Avi Shlaim
Emeritus Professor of International Relations at the University of Oxford, and a Fellow of St Antony’s College, Avi Shlaim is a globally renowned historian of the modern Middle East. He held a British Academy Research Readership between 1995-1997; a British Academy Research Professorship between 2003-2006; he was elected Fellow of the British Academy in 2006; and he was awarded a British Academy Medal for lifetime achievement in 2017.
An Arab Jew, he was born in Baghdad in 1945; grew up in Israel; served in the Israel Defence Forces; and received his university education at Cambridge and the London School of Economics. He is based at the Middle East Centre at St Antony’s College, where his main research interest continues to be the Arab-Israeli conflict, mostly recently the genocide in Gaza. He became widely known as one of the “New Historians,” a small group of Israeli scholars who put forward critical interpretations of the history of Zionism and Israel, from the late 1980s onwards.

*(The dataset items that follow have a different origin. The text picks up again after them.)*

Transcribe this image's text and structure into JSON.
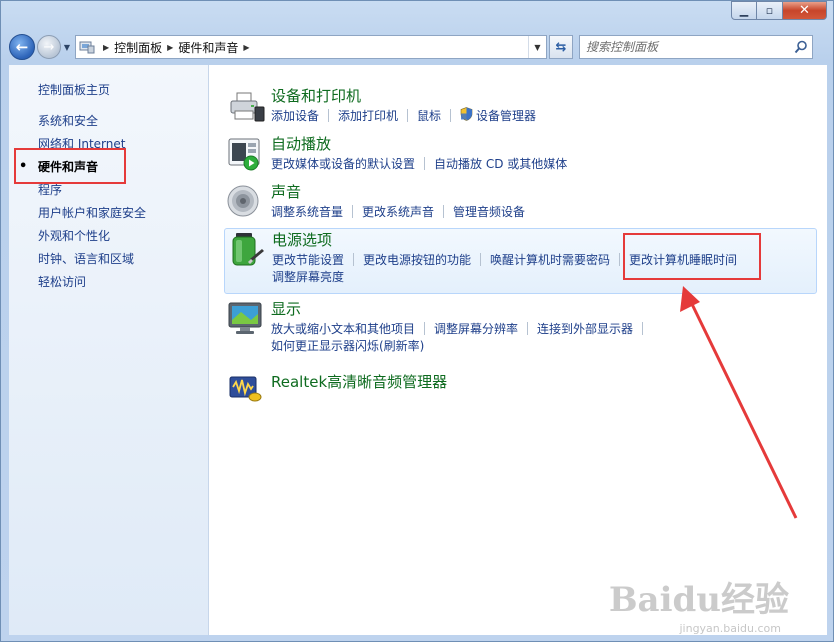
{
  "nav": {
    "breadcrumbs": [
      "控制面板",
      "硬件和声音"
    ],
    "search_placeholder": "搜索控制面板"
  },
  "sidebar": {
    "home": "控制面板主页",
    "items": [
      {
        "label": "系统和安全",
        "active": false
      },
      {
        "label": "网络和 Internet",
        "active": false
      },
      {
        "label": "硬件和声音",
        "active": true
      },
      {
        "label": "程序",
        "active": false
      },
      {
        "label": "用户帐户和家庭安全",
        "active": false
      },
      {
        "label": "外观和个性化",
        "active": false
      },
      {
        "label": "时钟、语言和区域",
        "active": false
      },
      {
        "label": "轻松访问",
        "active": false
      }
    ]
  },
  "categories": {
    "devices": {
      "title": "设备和打印机",
      "icon": "printer-icon",
      "links": [
        "添加设备",
        "添加打印机",
        "鼠标",
        "设备管理器"
      ]
    },
    "autoplay": {
      "title": "自动播放",
      "icon": "autoplay-icon",
      "links": [
        "更改媒体或设备的默认设置",
        "自动播放 CD 或其他媒体"
      ]
    },
    "sound": {
      "title": "声音",
      "icon": "speaker-icon",
      "links": [
        "调整系统音量",
        "更改系统声音",
        "管理音频设备"
      ]
    },
    "power": {
      "title": "电源选项",
      "icon": "battery-icon",
      "links": [
        "更改节能设置",
        "更改电源按钮的功能",
        "唤醒计算机时需要密码",
        "更改计算机睡眠时间"
      ],
      "links2": [
        "调整屏幕亮度"
      ]
    },
    "display": {
      "title": "显示",
      "icon": "monitor-icon",
      "links": [
        "放大或缩小文本和其他项目",
        "调整屏幕分辨率",
        "连接到外部显示器"
      ],
      "links2": [
        "如何更正显示器闪烁(刷新率)"
      ]
    },
    "realtek": {
      "title": "Realtek高清晰音频管理器",
      "icon": "realtek-audio-icon"
    }
  },
  "watermark": {
    "brand": "Baidu经验",
    "url": "jingyan.baidu.com"
  },
  "colors": {
    "link": "#1e3f8a",
    "category_title": "#0e6b1f",
    "annotation": "#e53a3a"
  }
}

Avi Shlaim is a believer in the subversive function of history, in using archival sources to challenge the received wisdom and to dispel national myths. He believes that “The historian’s most fundamental task is not to chronicle but to evaluate... to subject the claims of all the protagonists to rigorous scrutiny and reject all those claims, however deeply cherished, that do not stand up.”